В этом контексте нельзя не упомянуть решение Европейского суда по
правам человека по делу Эванс против Соединенного Королевства. Заявительница
утверждала, что ее бывший партнер отозвал согласие на хранение и
использование ею эмбрионов, зачатых ими совместно. Она посчитала
это нарушением права эмбрионов на жизнь. Однако суд признал, что
действия мужчины соответствовали законам Соединенного Королевства,
а те, в свою очередь, не нарушали Конвенцию о защите прав человека
и основных свобод. Аргументируя свою позицию, ЕСПЧ подчеркнул, что
момент начала действия права человека на жизнь находится в пределах
свободы усмотрения каждого государства. В указанном случае по праву
Соединенного Королевства плод не был наделен самостоятельными правами
и от его имени не могли заявляться претензии по охране права на
жизнь.
В российском законодательстве закреплен конституционный принцип,
согласно которому "основные права и свободы человека… принадлежат
каждому от рождения" (ч. 2 ст. 17). В развитие данного положения
Гражданский кодекс РФ признает способность иметь гражданские права
и нести обязанности в равной мере за всеми гражданами: правоспособность
возникает в момент рождения и прекращается смертью (ст. 17 ГК РФ).
Доктрина пренатальной правосубъектности, гарантирующая право на
жизнь еще не родившемуся человеку, находится в прямом противоречии
с любыми юридическими механизмами, обеспечивающими право женщины
на аборт, в том числе для защиты собственной жизни. Именно поэтому
даже в странах, где элементы пренатальной доктрины нашли законодательное
отражение, споры по поводу применения данных положений нередко доходят
до судов высшего уровня, и последние, как правило, отступают от
буквального толкования норм, приоритезируя тем самым права уже родившихся
людей над правами тех, кто еще не появился на свет. Интересы общества и государства
Выделение в отдельную группу публичных (государственных/ национальных)

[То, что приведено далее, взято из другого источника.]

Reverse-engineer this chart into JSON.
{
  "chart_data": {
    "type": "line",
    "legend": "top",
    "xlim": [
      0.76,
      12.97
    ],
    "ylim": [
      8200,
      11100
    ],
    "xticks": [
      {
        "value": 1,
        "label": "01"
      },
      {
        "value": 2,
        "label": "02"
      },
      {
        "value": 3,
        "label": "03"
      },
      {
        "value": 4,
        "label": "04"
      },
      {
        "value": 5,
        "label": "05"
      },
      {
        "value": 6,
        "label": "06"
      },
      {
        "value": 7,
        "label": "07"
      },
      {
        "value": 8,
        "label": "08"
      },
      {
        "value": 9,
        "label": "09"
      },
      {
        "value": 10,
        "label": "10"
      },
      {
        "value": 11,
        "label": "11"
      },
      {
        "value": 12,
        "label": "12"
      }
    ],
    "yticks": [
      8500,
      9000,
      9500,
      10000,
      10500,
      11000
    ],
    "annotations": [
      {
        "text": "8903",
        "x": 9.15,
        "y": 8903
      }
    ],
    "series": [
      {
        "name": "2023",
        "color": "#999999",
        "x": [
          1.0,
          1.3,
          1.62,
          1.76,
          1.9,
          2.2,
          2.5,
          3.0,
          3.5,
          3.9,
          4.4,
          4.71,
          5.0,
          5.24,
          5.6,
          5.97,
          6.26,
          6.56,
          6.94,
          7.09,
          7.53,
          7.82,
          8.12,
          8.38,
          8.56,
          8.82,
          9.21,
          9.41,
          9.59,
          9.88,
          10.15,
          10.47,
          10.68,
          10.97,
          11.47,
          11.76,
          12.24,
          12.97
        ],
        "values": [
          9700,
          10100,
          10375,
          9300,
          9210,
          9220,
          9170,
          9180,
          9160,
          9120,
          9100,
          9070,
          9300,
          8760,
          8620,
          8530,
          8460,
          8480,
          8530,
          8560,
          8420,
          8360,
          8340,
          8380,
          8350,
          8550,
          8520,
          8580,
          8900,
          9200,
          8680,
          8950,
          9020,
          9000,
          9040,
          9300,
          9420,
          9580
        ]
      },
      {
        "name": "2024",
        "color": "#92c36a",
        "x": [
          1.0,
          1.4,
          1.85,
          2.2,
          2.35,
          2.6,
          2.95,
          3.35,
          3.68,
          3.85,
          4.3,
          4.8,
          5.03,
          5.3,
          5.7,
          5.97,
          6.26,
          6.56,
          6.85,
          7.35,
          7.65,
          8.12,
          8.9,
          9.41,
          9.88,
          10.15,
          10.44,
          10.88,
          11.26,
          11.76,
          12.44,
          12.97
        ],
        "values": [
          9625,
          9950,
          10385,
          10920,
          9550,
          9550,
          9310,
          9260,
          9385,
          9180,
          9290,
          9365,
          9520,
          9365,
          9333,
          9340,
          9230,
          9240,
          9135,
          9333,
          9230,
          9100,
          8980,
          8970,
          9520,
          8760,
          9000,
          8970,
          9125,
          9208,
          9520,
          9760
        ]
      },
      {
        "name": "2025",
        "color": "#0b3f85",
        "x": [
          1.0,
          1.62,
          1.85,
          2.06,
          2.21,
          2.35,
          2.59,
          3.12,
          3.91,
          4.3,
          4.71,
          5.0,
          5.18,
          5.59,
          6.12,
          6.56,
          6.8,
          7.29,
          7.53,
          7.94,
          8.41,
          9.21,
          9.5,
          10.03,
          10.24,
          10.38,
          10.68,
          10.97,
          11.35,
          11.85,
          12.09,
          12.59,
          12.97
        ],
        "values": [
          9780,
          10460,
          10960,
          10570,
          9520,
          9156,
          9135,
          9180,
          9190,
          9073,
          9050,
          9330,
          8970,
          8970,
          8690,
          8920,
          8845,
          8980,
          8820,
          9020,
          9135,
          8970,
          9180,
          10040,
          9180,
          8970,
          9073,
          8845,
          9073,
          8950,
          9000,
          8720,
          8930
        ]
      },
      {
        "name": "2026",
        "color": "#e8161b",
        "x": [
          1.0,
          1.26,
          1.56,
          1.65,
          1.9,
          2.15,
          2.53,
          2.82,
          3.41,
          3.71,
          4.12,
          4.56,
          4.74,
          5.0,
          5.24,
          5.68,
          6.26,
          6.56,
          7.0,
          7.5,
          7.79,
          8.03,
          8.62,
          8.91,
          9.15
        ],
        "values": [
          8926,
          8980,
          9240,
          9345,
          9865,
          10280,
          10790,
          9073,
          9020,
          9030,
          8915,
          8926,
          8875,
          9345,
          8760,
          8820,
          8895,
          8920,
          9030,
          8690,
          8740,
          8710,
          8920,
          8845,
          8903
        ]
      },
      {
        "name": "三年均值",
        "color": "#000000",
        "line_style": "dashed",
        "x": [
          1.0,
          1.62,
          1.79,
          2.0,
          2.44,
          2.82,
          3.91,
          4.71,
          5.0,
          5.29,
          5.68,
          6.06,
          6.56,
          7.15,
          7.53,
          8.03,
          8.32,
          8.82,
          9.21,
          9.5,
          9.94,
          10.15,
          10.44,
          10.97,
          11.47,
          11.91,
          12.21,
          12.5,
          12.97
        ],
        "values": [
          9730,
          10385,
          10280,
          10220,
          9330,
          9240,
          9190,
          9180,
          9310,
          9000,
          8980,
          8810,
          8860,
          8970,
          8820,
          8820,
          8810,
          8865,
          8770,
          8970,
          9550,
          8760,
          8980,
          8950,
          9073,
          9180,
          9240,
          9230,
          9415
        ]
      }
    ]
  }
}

интересов в вопросе регулирования рождаемости связано с тем, что
демографическая политика различных стран неизбежно влияет на позицию
законодателей по отношению к абортам.
Наиболее ярким является пример Китая, который не только не запрещал
аборты, но и фактически навязывал их, а также прибегал к таким радикальным
мерам, как принудительная стерилизация. Либерализация законодательства
об искусственном прерывании беременности в Китае совпала с политикой
ограничения рождаемости: в 1979 году семьям запретили иметь больше
одного ребенка, в 2016 году ограничения были снижены до двух детей,
и только в 2021-м у китайских семей появилось право рожать до трех
детей.
В отличие от Китая для России характерен противоположный подход,
связанный со стимулированием рождаемости и преодолением демографического
кризиса. Государство использует для этого разные механизмы - от
поощрения многодетности с помощью мер материальной поддержки до
"огосударствления" частной сферы общественных отношений,
включая институт семьи.
Согласно обновленной Конституции (ст. 67.1), "дети являются
важнейшим приоритетом государственной политики России" и "государство,
обеспечивая приоритет семейного воспитания, берет на себя обязанности
родителей в отношении детей, оставшихся без попечения". Именно
поэтому подход, ставящий во главу угла право женщины самостоятельно
решать вопрос о материнстве и заботиться о своем здоровье, начинает
идеологически контрастировать с законодательными новеллами.